Borrowers whose mortgage is maturing for the first time could save as much as £274 a month by remortgaging, a study has revealed.

According to Yorkshire Building Society, £5.6 billion worth of mortgages are due to mature in the UK this month, making it the second largest ‘maturity peak’ of the year.

But thanks to a combination of reduced mortgage rates and increased house prices first-time maturers could take advantage of big savings.

Take, for example, a homeowner who borrowed 90% of a £200,000 property when they first purchased the home in April 2017 and who was on an interest rate of 2.04%.

According to Yorkshire they could now benefit from a reduced loan-to-value (LTV) – which is the proportion of the property for which they are borrowing money – of 85% when taking out a new mortgage after the UK’s average house price for first-time buyers increased by 3% during that two year period.

Value of remortgaging

Charles Mungroo, senior mortgage manager at Yorkshire Building Society said it was vital homeowners with maturing mortgages realised how important it was to remortgage.

“We know it’s a busy time for homeowners remortgaging generally,” he said, “but for those coming to the end of their initial fixed-rate term for the first time this month, it’s important they understand the value of remortgaging and not reverting to a lender’s standard variable rate (SVR).”

There were also advantages for anyone who was due to come to the end of a five-year first-time mortgage.
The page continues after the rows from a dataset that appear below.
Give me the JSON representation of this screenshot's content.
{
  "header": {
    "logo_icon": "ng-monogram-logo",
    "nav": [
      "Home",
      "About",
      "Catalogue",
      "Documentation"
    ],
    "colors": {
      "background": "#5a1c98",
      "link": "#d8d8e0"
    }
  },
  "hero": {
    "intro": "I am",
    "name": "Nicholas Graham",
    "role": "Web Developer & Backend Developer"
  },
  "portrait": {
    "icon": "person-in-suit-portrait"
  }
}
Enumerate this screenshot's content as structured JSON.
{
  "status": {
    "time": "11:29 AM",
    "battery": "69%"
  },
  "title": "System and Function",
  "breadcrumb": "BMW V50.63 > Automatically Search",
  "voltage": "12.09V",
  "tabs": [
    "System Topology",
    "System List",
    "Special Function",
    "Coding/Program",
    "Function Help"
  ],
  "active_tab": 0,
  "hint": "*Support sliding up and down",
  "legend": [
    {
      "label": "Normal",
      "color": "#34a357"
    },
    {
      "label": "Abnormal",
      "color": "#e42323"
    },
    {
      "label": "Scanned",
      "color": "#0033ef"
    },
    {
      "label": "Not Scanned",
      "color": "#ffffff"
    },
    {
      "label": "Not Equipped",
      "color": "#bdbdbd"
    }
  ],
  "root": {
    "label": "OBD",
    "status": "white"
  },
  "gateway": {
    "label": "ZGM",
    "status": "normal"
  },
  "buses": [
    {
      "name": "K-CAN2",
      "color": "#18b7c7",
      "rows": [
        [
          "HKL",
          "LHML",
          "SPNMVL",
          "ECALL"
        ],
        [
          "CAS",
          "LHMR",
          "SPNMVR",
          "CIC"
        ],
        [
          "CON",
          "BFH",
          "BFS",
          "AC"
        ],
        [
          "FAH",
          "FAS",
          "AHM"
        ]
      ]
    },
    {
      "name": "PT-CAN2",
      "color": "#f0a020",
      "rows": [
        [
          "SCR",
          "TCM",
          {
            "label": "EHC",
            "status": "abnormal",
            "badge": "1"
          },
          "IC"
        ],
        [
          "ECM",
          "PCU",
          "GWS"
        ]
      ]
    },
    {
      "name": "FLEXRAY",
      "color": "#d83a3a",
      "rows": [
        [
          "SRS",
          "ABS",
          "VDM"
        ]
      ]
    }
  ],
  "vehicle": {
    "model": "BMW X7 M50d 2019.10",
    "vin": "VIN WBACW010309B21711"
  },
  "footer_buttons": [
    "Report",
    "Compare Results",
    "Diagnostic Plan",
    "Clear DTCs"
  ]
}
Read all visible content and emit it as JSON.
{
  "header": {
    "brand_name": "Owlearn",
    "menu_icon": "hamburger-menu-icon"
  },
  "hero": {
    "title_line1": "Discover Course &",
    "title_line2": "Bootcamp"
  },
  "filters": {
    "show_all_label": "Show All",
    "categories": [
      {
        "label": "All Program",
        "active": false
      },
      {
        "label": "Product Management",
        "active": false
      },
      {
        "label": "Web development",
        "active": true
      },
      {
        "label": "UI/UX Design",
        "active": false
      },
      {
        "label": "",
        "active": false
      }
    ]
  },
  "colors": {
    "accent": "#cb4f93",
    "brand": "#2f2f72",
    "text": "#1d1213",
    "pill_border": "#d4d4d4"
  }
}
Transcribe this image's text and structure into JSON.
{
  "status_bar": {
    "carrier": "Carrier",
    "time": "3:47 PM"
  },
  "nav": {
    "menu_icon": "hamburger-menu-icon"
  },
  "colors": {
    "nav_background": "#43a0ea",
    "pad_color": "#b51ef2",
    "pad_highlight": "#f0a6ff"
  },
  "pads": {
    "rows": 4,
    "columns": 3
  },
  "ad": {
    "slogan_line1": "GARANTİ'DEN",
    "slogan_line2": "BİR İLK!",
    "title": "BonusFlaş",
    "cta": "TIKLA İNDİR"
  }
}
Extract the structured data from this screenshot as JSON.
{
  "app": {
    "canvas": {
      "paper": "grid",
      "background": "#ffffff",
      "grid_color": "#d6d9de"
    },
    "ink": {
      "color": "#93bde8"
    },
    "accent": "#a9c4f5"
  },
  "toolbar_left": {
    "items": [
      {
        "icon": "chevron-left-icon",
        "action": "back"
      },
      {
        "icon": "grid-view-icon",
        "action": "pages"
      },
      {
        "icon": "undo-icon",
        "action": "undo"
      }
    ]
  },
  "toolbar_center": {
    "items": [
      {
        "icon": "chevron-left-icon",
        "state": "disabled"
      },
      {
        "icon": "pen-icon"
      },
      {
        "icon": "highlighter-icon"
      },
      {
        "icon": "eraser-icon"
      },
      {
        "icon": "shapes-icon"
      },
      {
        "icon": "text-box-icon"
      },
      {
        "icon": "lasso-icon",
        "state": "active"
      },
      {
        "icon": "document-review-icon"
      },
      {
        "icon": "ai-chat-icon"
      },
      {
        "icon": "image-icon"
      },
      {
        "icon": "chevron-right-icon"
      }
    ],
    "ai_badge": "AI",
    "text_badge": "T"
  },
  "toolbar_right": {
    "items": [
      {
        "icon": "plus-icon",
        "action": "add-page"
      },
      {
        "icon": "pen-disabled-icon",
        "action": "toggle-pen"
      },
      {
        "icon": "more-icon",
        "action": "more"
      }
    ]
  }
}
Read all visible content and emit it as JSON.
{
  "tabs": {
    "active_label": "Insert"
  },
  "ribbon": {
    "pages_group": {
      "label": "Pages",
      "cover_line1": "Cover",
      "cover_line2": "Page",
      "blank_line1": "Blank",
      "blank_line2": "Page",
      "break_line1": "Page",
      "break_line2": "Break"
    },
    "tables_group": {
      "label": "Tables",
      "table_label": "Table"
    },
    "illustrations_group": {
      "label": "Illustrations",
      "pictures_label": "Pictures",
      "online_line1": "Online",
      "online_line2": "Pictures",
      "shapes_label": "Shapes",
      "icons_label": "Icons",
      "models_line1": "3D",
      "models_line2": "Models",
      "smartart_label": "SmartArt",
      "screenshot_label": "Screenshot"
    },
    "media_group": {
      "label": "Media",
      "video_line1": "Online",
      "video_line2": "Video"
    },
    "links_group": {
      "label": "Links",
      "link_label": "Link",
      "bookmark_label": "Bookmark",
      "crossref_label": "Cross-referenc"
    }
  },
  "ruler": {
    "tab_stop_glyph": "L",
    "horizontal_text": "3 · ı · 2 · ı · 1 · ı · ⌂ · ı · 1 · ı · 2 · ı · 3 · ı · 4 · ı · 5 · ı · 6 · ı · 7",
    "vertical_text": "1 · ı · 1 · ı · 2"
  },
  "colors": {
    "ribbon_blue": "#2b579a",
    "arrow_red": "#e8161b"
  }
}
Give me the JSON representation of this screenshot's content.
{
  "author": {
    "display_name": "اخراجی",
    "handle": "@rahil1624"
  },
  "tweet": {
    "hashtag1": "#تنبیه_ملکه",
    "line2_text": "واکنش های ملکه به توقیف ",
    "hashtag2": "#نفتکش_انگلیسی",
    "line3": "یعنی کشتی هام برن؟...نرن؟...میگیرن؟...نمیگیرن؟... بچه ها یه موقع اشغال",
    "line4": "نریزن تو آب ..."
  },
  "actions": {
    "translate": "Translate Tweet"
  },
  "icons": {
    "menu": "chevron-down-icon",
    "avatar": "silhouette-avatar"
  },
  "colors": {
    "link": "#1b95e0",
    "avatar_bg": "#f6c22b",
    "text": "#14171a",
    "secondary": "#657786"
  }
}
Indeed, Yorskhire explained borrowers who took out a five-year initial deal back in April 2014 would benefit from further savings, after the average cost of a property for a first-time buyer increased by 22%, meaning homeowners could now benefit from a reduced LTV of 75%.

Mungroo added: “The savings speak for themselves, but we understand that renewing a home loan for the first time can be daunting.

“We’d encourage those going through it to do their homework, seek help from a mortgage adviser and don’t always assume it’s easier or better value to stick with their current lender.”